EUA 4-1 Paraguai: A obra-prima de Balogun no SoFi
Folarin Balogun marcou duas vezes na goleada dos EUA sobre o Paraguai por 4 a 1, em um SoFi Stadium lotado, igualando a maior vitória da seleção americana em Copas do Mundo. Pulisic forçou um gol contra no início, antes do primeiro tempo de dois gols de Balogun, e Giovanni Reyna fechou com um quarto
Publicado: June 13, 2026

O conteúdo do quadrinho e as estatísticas das partidas são apenas para fins de entretenimento e podem conter imprecisões. Para dados precisos, consulte o site oficial da referência.
Os números contam uma história. O barulho conta outra. Ambas são verdade.
Numa sexta-feira à noite no SoFi Stadium, diante de 70.492 pessoas e Hollywood suficiente para lotar uma temporada de premiações, os Estados Unidos fizeram algo que nunca haviam feito na era moderna da Copa do Mundo: marcaram quatro gols. A goleada de 4 a 1 sobre o Paraguai não foi apenas uma vitória. Foi uma declaração — daquelas que os anfitriões deveriam fazer, mas raramente conseguem.
Mauricio Pochettino montou os EUA no seu habitual 4-2-3-1, com Tyler Adams e Malik Tillman formando a dupla de volantes, atrás de um quarteto ofensivo composto por Dest, McKennie, Pulisic e Balogun. A sobrecarga foi imediata e calculada: o bloco médio no 4-4-2 do Paraguai foi esticado horizontalmente por Dest e Robinson avançando, criando os espaços entre as linhas que Pulisic e McKennie exploraram desde o apito inicial.
O primeiro gol saiu aos sete minutos, através de um mecanismo que se tornaria o tema da noite — Pulisic se movendo para dentro vindo da esquerda, atraindo dois defensores, e soltando um cruzamento que exigiu resposta da linha defensiva paraguaia. Damián Bobadilla deu a resposta que ninguém vestindo vermelho-e-branco queria: um gol contra, tocando para o gol errado. 1 a 0.

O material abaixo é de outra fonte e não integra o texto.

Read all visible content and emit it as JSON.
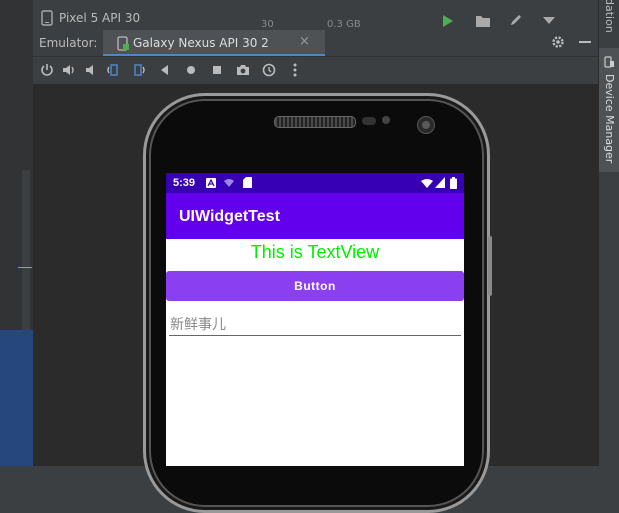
{
  "top_bar": {
    "device_selector": "Pixel 5 API 30",
    "ghost_values": [
      "30",
      "0.3 GB"
    ]
  },
  "right_toolbar": {
    "top_label_fragment": "dation",
    "device_manager_label": "Device Manager"
  },
  "emulator": {
    "title": "Emulator:",
    "tab_label": "Galaxy Nexus API 30 2",
    "tab_close": "×"
  },
  "emulator_toolbar": {
    "icons": [
      "power-icon",
      "volume-up-icon",
      "volume-down-icon",
      "rotate-left-icon",
      "rotate-right-icon",
      "back-icon",
      "home-icon",
      "overview-icon",
      "screenshot-icon",
      "snapshot-icon",
      "more-icon"
    ]
  },
  "app": {
    "status_time": "5:39",
    "title": "UIWidgetTest",
    "textview": "This is TextView",
    "button_label": "Button",
    "edit_hint": "新鲜事儿"
  },
  "colors": {
    "status_bar": "#3700b3",
    "action_bar": "#6200ee",
    "button": "#8a3ff0",
    "textview": "#00ee00",
    "run_green": "#4caf50"
  }
}
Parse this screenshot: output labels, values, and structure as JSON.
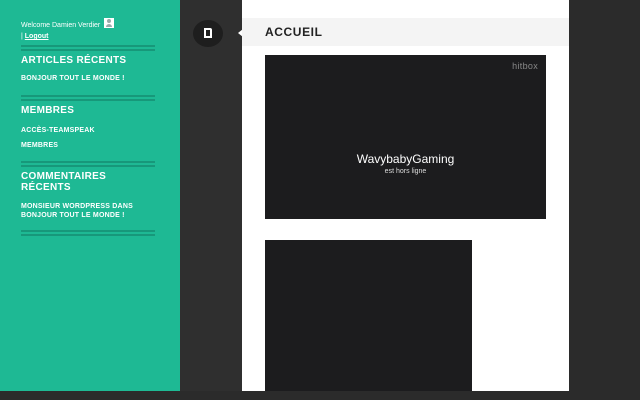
{
  "sidebar": {
    "welcome_text": "Welcome Damien Verdier",
    "separator": "|",
    "logout_label": "Logout",
    "widgets": [
      {
        "title": "ARTICLES RÉCENTS",
        "links": [
          "BONJOUR TOUT LE MONDE !"
        ]
      },
      {
        "title": "MEMBRES",
        "links": [
          "ACCÈS-TEAMSPEAK",
          "MEMBRES"
        ]
      },
      {
        "title": "COMMENTAIRES RÉCENTS",
        "links": [
          "MONSIEUR WORDPRESS DANS BONJOUR TOUT LE MONDE !"
        ]
      }
    ]
  },
  "post": {
    "icon": "document-icon",
    "title": "ACCUEIL"
  },
  "stream": {
    "brand": "hitbox",
    "channel": "WavybabyGaming",
    "status": "est hors ligne"
  },
  "colors": {
    "sidebar": "#1eb994",
    "dark": "#2b2b2b",
    "player": "#1c1c1e"
  }
}
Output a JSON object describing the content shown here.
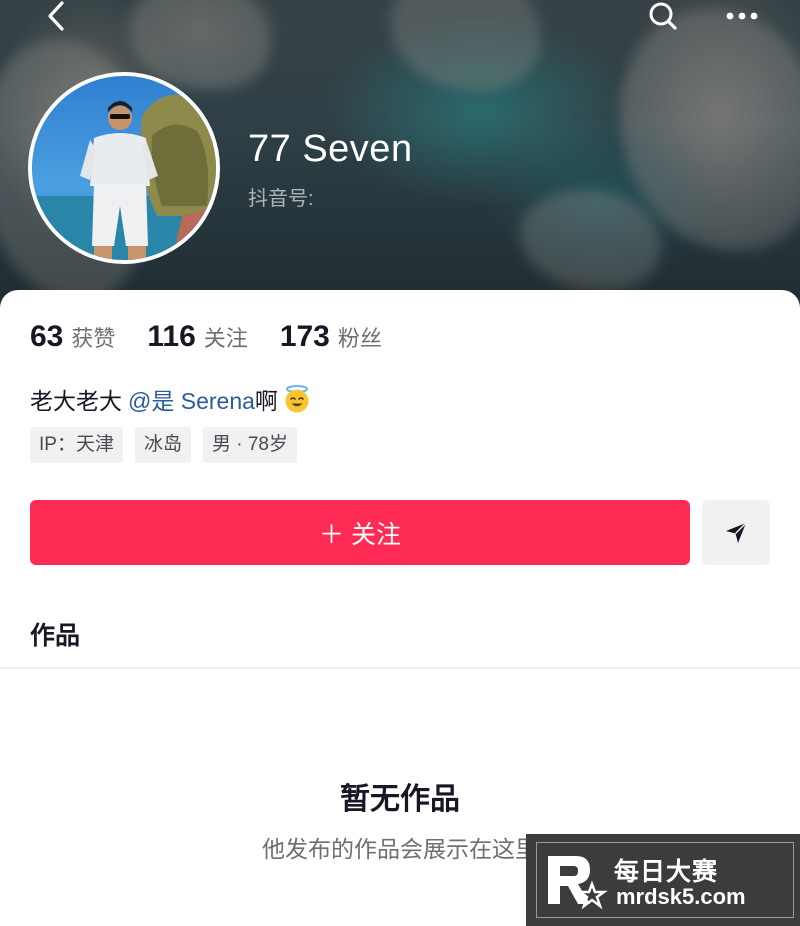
{
  "header": {
    "back_icon": "chevron-left-icon",
    "search_icon": "search-icon",
    "more_icon": "more-dots-icon"
  },
  "profile": {
    "nickname": "77 Seven",
    "douyin_id_label": "抖音号:"
  },
  "stats": [
    {
      "value": "63",
      "label": "获赞"
    },
    {
      "value": "116",
      "label": "关注"
    },
    {
      "value": "173",
      "label": "粉丝"
    }
  ],
  "bio": {
    "text": "老大老大",
    "mention": "@是 Serena",
    "mention_tail": "啊",
    "emoji": "smiling-face-with-halo-emoji"
  },
  "tags": [
    "IP：天津",
    "冰岛",
    "男 · 78岁"
  ],
  "actions": {
    "follow_label": "＋ 关注",
    "share_icon": "send-icon"
  },
  "tabs": {
    "works_label": "作品"
  },
  "empty_state": {
    "title": "暂无作品",
    "subtitle": "他发布的作品会展示在这里"
  },
  "watermark": {
    "cn": "每日大赛",
    "en": "mrdsk5.com"
  },
  "colors": {
    "accent": "#fe2c55",
    "mention": "#2a5d98",
    "text_primary": "#161823",
    "text_secondary": "#6e6f76"
  }
}
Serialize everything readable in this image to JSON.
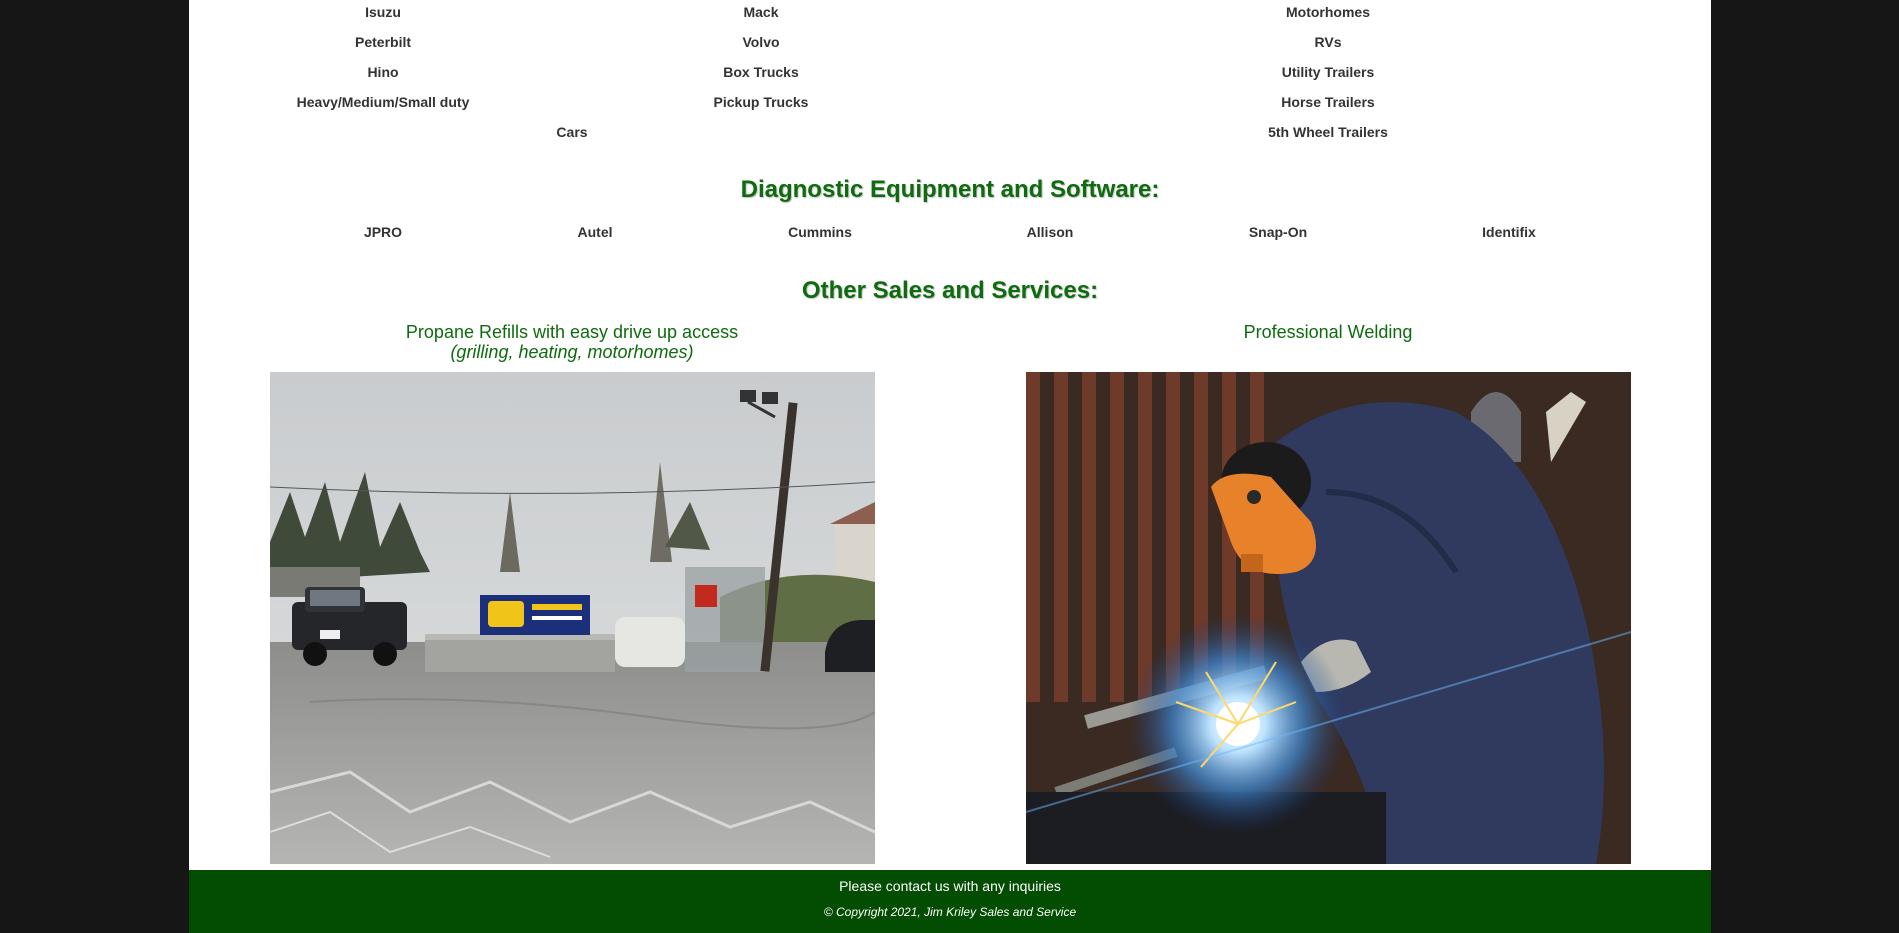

Gustavo Alfaro, do Paraguai, construiu sua campanha de classificação na organização defensiva — apenas três gols sofridos em nove partidas. Mas aquele sistema foi desenhado para adversários sul-americanos, não para um ataque dos EUA que inundava o terço final com cinco jogadores em cada transição. O desajuste tático se transformava em abismo.
O primeiro de Balogun, aos 31 minutos, foi uma aula de movimentação de centroavante. O passe de volta de Pulisic o encontrou entre a marca do pênalti e a pequena área; o atacante do Monaco abriu o corpo e finalizou de primeira no canto oposto, com a naturalidade de quem fez isso dez mil vezes no treino. O segundo, já nos acréscimos do primeiro tempo, foi completamente diferente — um chute curvo da entrada da área que contornou Gustavo Gómez e foi no ângulo. Tillman deu a assistência, Balogun entrou para a história: o primeiro americano desde Bert Patenaude em 1930 a marcar mais de um gol numa partida de Copa do Mundo.
O único ponto negativo na noite americana foi a saída de Pulisic no intervalo. Uma pancada na panturrilha esquerda, descrita depois como preventiva, causou uma onda de apreensão no estádio. Mas Sebastian Berhalter o substituiu com competência, e a máquina não engasgou.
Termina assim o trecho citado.